Ainda, a Resolução CONAMA 08/90 complementou o PRONAR, estabelecendo os limites máximos para a concentração de determinados poluentes no ar para processos de combustão externa de fontes de poluição.

Num outro giro, a Resolução CONAMA 382/06 estabelece os limites máximos de poluentes para as fontes fixas. Até esse momento, a qualidade do ar era o parâmetro para se realizar a medição, admitindo inclusive maiores emissões onde houvessem melhores condições atmosféricas. A partir desse momento, os limites passam a ser fixados de acordo com o tipo da fonte e do combustível utilizado, sendo aplicável a todas as fontes fixas instaladas a partir de sua vigência em 2007.

Por fim, a Resolução CONAMA 436/11 complementa a Resolução 382/06, estabelecendo os limites máximos de emissão de poluentes atmosféricos para fontes fixas instaladas ou que solicitaram a licença de instalação em data anterior à janeiro de 2007. Desse modo, houve uma padronização dos limites, em que as antigas fábricas tiveram que se atualizar e diminuir significativamente suas emissões, de modo a se equiparar as novas fábricas.

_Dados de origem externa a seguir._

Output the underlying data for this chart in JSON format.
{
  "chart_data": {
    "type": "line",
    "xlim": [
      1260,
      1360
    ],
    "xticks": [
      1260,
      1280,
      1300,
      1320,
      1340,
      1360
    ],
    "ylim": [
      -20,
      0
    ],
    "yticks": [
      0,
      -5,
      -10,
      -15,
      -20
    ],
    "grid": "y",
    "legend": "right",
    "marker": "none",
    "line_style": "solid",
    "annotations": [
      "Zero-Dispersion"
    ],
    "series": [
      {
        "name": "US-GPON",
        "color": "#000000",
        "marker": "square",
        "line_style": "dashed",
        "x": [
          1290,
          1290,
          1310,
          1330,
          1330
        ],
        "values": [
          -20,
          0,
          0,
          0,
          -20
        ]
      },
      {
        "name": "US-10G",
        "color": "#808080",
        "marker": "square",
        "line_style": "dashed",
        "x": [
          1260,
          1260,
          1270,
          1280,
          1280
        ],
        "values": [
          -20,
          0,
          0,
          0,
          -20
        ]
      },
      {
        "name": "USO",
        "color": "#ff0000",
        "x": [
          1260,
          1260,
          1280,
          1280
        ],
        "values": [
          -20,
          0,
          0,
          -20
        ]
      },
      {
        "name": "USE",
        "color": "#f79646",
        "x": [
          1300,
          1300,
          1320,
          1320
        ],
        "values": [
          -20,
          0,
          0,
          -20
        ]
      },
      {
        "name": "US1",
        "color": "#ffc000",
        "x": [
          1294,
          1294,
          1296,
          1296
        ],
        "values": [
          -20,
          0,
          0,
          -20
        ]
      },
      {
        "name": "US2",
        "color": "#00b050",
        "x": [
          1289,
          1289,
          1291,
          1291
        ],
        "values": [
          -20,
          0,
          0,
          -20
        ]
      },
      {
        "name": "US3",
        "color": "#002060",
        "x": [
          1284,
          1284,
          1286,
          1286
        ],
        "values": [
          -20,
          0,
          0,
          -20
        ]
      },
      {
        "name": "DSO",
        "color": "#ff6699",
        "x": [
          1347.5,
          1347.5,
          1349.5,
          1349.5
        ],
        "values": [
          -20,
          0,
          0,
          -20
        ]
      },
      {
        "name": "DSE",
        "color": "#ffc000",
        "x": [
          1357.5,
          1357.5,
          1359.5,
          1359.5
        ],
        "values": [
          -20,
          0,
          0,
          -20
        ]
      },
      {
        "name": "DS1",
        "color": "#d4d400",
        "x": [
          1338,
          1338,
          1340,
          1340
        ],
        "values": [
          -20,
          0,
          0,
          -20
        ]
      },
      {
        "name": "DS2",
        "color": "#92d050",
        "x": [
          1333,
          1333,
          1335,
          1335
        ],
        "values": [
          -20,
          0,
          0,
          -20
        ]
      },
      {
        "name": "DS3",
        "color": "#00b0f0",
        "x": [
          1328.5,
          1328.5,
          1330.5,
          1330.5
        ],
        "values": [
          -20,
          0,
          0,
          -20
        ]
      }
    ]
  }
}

Tal medida mudou drasticamente o volume de emissões, vez que as indústrias antigas comumente se encontravam no centro urbano da cidade, onde havia maior impacto poluidor. Com essa nova regulamentação, as emissões tiveram uma diferença expressiva frente ao antigo cenário.

Tendo o Protocolo de Quioto como um marco na redução de emissão de poluentes atmosféricos, desde sua ratificação, diversos países assim como toda sociedade mundial vem buscando cada vez mais instrumentos na luta por um meio ambiente saudável. O avanço na tecnologia limpa e sustentável de modo a reduzir as emissões de poluentes atmosféricos, é essencial para que continuemos no caminho do desenvolvimento afetando cada vez menos o meio ambiente. Este deve ser o objetivo comum dentre as nações.